Yo torné a jurar y perjurar que estaba libre de aquel trueco y cambio; mas poco me aprovechó, pues a las astucias del maldito ciego nada se le escondía. Levantose y asiome por la cabeza y llegose a olerme. Y como debió sentir el huelgo, a uso de buen podenco, por mejor satisfacerse de la verdad, y con la gran agonía que llevaba, asiéndome con las manos, abríame la boca más de su derecho y desatentadamente metía la nariz. La cual él tenía luenga y afilada, y a aquella sazón, con el enojo, se había aumentado un palmo; con el pico de la cual me llegó a la golilla45.

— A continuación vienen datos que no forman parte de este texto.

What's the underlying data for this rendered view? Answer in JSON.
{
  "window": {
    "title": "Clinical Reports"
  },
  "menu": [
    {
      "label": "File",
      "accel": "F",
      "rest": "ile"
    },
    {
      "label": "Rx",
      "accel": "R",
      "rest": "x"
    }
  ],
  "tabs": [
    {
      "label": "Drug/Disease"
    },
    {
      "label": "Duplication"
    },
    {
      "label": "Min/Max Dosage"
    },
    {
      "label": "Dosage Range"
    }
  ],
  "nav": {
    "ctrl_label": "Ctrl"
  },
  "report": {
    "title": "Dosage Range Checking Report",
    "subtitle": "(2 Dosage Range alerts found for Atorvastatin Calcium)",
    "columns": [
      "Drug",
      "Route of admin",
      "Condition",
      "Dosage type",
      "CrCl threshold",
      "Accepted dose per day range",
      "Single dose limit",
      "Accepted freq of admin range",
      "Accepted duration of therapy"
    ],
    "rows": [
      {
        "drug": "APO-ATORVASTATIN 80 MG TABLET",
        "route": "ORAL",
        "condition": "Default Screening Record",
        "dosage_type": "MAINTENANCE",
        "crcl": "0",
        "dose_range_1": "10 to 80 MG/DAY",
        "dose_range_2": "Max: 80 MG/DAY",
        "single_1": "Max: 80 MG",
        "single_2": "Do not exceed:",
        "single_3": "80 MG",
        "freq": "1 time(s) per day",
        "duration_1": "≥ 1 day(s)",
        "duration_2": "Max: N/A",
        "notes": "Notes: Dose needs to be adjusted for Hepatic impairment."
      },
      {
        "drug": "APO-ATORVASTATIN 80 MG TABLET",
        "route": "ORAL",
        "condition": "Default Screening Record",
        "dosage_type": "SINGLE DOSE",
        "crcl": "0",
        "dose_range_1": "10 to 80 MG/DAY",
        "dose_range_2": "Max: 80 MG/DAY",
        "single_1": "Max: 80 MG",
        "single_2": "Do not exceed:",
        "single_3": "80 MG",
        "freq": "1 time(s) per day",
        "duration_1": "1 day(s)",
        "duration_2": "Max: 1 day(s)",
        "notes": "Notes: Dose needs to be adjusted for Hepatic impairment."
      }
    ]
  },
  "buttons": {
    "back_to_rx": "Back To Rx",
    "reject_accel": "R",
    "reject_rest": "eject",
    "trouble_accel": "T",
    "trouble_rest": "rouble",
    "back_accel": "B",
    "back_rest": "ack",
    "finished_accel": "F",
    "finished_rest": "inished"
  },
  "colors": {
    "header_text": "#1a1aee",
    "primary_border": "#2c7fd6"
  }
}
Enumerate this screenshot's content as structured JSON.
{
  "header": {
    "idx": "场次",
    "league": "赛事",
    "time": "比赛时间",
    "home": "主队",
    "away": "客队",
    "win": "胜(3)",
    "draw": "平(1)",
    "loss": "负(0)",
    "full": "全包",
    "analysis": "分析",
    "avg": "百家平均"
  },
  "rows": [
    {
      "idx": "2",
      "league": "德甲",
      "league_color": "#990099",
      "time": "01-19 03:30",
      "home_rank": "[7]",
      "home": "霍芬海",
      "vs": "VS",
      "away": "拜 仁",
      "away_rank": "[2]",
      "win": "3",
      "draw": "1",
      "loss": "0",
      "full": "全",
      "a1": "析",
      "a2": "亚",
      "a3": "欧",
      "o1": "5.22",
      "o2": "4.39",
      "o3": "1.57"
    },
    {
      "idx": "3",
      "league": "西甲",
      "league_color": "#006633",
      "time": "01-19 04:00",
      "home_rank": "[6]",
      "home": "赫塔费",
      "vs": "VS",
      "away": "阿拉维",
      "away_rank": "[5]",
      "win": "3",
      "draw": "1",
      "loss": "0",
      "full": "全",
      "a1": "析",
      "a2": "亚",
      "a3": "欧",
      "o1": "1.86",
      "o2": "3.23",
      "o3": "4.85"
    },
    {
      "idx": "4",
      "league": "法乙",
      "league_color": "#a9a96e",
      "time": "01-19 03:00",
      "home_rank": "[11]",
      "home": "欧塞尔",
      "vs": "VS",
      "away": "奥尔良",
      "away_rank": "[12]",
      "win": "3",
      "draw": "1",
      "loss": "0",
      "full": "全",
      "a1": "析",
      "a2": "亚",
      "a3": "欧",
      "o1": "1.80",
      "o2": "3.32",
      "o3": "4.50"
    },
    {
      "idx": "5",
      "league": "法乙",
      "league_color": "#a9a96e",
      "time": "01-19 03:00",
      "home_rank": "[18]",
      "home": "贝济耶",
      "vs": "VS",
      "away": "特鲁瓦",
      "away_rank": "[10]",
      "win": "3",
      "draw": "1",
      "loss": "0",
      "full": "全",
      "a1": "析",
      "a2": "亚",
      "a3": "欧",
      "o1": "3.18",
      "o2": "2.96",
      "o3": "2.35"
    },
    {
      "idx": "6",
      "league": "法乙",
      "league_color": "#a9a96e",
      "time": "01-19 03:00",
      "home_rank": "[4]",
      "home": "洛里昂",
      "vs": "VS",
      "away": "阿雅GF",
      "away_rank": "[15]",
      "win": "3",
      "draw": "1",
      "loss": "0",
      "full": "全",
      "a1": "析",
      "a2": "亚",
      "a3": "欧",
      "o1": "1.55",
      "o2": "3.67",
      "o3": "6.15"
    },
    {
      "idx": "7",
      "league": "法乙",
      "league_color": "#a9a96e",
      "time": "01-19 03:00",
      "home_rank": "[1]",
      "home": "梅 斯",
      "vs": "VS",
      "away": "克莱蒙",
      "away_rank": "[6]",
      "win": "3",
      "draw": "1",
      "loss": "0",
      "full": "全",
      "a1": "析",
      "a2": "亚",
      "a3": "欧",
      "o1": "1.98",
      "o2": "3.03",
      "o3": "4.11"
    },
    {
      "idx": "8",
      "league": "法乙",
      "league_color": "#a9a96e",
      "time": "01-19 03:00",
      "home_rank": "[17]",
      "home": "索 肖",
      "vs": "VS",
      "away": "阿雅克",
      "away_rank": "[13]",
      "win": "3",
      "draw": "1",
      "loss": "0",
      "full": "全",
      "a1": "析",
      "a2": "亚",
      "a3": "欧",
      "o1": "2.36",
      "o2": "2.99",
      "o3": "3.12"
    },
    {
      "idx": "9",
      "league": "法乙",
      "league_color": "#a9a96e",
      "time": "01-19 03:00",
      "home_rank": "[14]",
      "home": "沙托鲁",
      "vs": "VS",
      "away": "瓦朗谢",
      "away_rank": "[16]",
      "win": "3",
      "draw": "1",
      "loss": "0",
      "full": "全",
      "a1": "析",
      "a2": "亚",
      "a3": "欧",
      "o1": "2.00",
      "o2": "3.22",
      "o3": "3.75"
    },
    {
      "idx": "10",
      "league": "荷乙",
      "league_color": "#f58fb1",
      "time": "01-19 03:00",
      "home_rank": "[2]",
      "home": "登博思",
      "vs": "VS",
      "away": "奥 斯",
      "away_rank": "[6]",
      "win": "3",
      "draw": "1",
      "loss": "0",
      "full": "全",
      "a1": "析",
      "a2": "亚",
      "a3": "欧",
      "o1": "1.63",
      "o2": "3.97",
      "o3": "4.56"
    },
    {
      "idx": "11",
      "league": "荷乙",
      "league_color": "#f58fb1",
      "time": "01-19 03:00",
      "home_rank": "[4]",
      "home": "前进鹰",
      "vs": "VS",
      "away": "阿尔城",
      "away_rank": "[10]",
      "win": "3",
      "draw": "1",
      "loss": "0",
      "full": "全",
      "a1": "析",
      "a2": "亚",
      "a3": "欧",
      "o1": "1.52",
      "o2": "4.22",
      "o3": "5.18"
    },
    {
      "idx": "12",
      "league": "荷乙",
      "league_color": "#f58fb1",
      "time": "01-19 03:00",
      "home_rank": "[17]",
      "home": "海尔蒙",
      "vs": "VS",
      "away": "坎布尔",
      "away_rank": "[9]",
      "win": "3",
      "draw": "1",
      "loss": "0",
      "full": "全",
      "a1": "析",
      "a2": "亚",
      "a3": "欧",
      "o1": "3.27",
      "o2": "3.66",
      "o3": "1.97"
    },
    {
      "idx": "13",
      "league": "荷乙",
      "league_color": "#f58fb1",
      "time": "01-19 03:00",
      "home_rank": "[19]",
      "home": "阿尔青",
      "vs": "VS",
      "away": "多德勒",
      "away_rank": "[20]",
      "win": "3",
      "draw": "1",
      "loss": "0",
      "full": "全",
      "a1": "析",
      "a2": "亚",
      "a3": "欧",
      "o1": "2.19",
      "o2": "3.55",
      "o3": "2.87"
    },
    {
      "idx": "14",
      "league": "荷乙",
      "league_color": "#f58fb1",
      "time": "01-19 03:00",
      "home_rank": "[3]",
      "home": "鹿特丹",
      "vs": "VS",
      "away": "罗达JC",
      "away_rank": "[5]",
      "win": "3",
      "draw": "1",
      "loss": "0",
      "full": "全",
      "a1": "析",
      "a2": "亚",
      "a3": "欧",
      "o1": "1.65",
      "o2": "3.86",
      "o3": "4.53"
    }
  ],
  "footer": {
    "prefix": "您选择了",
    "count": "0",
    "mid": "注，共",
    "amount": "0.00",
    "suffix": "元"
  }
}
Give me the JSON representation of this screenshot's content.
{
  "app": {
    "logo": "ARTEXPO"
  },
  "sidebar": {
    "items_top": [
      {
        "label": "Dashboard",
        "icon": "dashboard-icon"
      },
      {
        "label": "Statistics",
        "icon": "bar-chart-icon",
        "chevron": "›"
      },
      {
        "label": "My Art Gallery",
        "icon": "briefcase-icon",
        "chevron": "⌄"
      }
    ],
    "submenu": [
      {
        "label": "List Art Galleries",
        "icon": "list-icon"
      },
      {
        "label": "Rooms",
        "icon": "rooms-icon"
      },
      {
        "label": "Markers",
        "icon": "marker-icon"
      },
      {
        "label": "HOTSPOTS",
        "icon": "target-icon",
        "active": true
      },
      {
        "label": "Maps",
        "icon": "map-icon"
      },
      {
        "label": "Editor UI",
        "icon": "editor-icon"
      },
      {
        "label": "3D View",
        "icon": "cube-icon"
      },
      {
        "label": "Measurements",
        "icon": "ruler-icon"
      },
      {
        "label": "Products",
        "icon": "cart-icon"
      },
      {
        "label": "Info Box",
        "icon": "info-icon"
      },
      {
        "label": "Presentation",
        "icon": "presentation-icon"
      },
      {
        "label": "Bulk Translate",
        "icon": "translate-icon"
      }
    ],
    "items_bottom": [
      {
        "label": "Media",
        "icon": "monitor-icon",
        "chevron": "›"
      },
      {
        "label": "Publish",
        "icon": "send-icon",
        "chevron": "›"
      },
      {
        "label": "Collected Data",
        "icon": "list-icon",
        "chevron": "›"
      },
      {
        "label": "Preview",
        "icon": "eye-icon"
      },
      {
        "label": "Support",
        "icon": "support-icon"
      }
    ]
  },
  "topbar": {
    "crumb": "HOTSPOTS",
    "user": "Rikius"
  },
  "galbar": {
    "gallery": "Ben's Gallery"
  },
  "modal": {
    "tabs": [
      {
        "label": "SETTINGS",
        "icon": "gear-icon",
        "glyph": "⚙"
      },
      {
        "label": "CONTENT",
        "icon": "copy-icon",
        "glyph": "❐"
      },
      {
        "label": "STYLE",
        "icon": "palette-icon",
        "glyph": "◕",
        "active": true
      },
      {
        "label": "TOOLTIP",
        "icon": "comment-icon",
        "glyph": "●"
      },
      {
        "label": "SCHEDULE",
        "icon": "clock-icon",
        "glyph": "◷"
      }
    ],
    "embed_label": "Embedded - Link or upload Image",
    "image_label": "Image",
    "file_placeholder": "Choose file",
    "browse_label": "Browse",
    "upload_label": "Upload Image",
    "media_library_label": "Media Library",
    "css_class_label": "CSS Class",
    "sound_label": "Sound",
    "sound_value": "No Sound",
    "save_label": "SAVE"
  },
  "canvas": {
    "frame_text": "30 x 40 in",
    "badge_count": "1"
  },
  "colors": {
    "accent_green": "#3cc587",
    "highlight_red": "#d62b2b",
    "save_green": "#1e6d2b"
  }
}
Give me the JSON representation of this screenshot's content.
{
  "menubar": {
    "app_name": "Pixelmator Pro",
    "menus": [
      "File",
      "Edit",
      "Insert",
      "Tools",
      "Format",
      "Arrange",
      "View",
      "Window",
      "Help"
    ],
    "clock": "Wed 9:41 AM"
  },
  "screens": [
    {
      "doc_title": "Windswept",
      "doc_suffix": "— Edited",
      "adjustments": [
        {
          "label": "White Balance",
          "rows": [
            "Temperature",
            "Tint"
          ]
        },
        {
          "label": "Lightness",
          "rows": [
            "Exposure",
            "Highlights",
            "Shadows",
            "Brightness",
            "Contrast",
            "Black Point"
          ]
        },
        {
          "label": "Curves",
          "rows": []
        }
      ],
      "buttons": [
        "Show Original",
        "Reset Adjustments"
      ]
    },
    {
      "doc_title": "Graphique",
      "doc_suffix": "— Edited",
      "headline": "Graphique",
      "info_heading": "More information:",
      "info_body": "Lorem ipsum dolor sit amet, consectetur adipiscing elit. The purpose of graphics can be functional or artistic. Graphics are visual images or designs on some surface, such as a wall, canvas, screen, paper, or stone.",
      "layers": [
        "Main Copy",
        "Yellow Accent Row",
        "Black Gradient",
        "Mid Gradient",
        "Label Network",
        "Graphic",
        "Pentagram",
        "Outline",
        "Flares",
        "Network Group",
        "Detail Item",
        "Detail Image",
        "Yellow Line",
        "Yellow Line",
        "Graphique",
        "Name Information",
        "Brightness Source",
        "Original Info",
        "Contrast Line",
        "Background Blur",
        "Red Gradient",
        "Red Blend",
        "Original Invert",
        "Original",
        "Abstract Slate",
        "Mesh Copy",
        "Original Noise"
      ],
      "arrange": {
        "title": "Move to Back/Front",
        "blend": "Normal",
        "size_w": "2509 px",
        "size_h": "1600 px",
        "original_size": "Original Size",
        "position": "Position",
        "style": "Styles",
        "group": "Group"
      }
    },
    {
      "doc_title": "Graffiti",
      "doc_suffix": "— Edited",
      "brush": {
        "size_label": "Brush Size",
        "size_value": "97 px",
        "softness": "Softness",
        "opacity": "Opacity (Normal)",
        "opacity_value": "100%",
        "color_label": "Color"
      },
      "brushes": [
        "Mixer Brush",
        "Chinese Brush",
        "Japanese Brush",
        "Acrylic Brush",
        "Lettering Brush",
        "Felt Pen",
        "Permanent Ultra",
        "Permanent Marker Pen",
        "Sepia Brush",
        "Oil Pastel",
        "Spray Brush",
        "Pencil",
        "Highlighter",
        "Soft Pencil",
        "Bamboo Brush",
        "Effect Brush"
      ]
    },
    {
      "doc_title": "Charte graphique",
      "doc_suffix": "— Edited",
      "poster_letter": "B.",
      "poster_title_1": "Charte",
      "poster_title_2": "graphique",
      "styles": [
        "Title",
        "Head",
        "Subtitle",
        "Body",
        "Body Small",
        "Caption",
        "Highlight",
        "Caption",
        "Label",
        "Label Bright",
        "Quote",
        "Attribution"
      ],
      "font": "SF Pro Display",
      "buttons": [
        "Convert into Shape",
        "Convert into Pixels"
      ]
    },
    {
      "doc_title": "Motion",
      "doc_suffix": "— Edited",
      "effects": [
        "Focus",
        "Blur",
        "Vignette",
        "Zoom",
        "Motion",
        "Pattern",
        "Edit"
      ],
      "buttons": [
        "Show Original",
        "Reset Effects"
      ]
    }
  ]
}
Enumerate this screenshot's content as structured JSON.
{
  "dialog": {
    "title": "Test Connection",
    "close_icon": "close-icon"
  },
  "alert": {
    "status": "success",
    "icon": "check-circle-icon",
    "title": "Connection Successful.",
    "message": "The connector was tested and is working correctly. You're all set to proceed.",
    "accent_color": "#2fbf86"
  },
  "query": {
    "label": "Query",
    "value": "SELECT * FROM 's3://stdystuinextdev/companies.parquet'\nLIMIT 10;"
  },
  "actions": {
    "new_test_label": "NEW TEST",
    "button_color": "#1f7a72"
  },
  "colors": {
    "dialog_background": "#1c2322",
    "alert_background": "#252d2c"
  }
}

Y con esto, y con el gran miedo que tenía, y con la brevedad del tiempo, la negra longaniza46 aún no había hecho asiento en el estómago; y lo más principal: con el destiento de la cumplidísima nariz, medio casi ahogándome, todas estas cosas se juntaron y fueron causa que el hecho y golosina se manifestase y lo suyo fuese vuelto a su dueño. De manera que, antes que el mal ciego sacase de mi boca su trompa, tal alteración sintió mi estómago, que le dio con el hurto en ella, de suerte que su nariz y la negra mal mascada longaniza a un tiempo salieron de mi boca.

¡Oh gran Dios, quién estuviera aquella hora sepultado, que muerto ya lo estaba! Fue tal el coraje del perverso ciego, que, si al ruido no acudieran, pienso no me dejara con la vida. Sacáronme de entre sus manos, dejándoselas llenas de aquellos pocos cabellos que tenía, arañada la cara y rascuñado47 el pescuezo y la garganta. Y esto bien lo merecía, pues por su maldad me venían tantas persecuciones.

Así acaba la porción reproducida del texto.